Fixons à la somme de 2 000 € la provision concernant les frais d'expertise qui devra être consignée par Monsieur [P] [S] à la régie du tribunal judiciaire de CRETEIL dans le mois qui suit la demande de consignation adressée par le greffe ;
Disons que faute de consignation de la provision dans ce délai impératif, ou demande de prorogation sollicitée en temps utile, la désignation de l'expert sera caduque et de nul effet ;
Disons que l'expert sera saisi et effectuera sa mission conformément aux dispositions des articles 232 à 248, 263 à 284-1 du code de procédure civile et qu'il déposera l’original de son rapport au greffe du tribunal (service du contôle des expertises), dans les six mois de la réception de l'avis de consignation, sauf prorogation de ce délai, dûment sollicitée en temps utile auprès du juge du contrôle, ainsi qu’une copie du rapport à chaque partie (ou à son avocat pour celles étant assistées) ;
Disons que l’exécution de la mesure d’instruction sera suivie par le juge du service du contrôle des mesures d’instruction de ce tribunal, spécialement désigné à cette fin en application des articles 155 et 155-1 du même code ;
Rappelons aux parties les dispositions de l’article 2239 du code civil :
“La prescription est également suspendue lorsque le juge fait droit à une demande de mesure d'instruction présentée avant tout procès.

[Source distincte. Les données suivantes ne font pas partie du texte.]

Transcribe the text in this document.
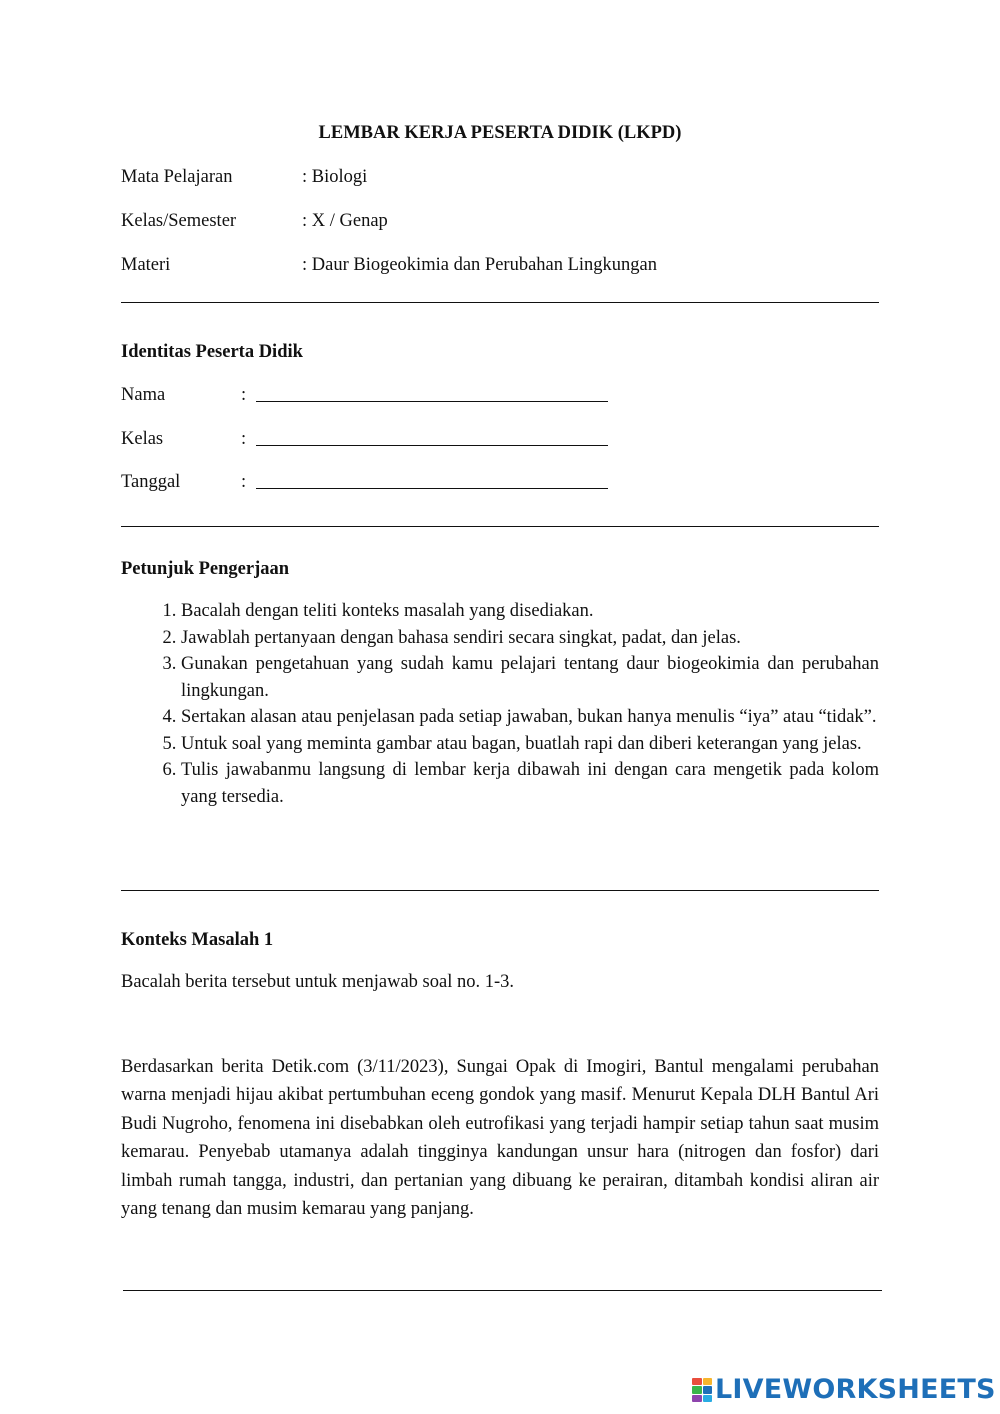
LEMBAR KERJA PESERTA DIDIK (LKPD)
Mata Pelajaran	: Biologi
Kelas/Semester	: X / Genap
Materi	: Daur Biogeokimia dan Perubahan Lingkungan
Identitas Peserta Didik
Nama	:
Kelas	:
Tanggal	:
Petunjuk Pengerjaan
1. Bacalah dengan teliti konteks masalah yang disediakan.
2. Jawablah pertanyaan dengan bahasa sendiri secara singkat, padat, dan jelas.
3. Gunakan pengetahuan yang sudah kamu pelajari tentang daur biogeokimia dan perubahan lingkungan.
4. Sertakan alasan atau penjelasan pada setiap jawaban, bukan hanya menulis “iya” atau “tidak”.
5. Untuk soal yang meminta gambar atau bagan, buatlah rapi dan diberi keterangan yang jelas.
6. Tulis jawabanmu langsung di lembar kerja dibawah ini dengan cara mengetik pada kolom yang tersedia.
Konteks Masalah 1
Bacalah berita tersebut untuk menjawab soal no. 1-3.
Berdasarkan berita Detik.com (3/11/2023), Sungai Opak di Imogiri, Bantul mengalami perubahan warna menjadi hijau akibat pertumbuhan eceng gondok yang masif. Menurut Kepala DLH Bantul Ari Budi Nugroho, fenomena ini disebabkan oleh eutrofikasi yang terjadi hampir setiap tahun saat musim kemarau. Penyebab utamanya adalah tingginya kandungan unsur hara (nitrogen dan fosfor) dari limbah rumah tangga, industri, dan pertanian yang dibuang ke perairan, ditambah kondisi aliran air yang tenang dan musim kemarau yang panjang.
LIVEWORKSHEETS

Le délai de prescription recommence à courir, pour une durée qui ne peut être inférieure à six mois, à compter du jour où la mesure a été exécutée”.
RENDONS les opérations d’expertise communes et opposables à la S.A.S. LECLUSE AUTOMOBILES ARPAJON exploitant sous l’enseigne CENTREPORSCHE ARPAJON ;
Disons n'y avoir lieu à référé sur la demande de provision formée par Monsieur [P] [S] ;
Disons que les dépens qu’ils ont engagés resteront à la charge de Monsieur [P] [S] et de la S.A.S. IVRY GRAND CIEL AUTO ;
Rappelons que la présente ordonnance bénéficie de plein droit de l’exécution provisoire.
FAIT AU PALAIS DE JUSTICE DE CRETEIL, le 25 juin 2024.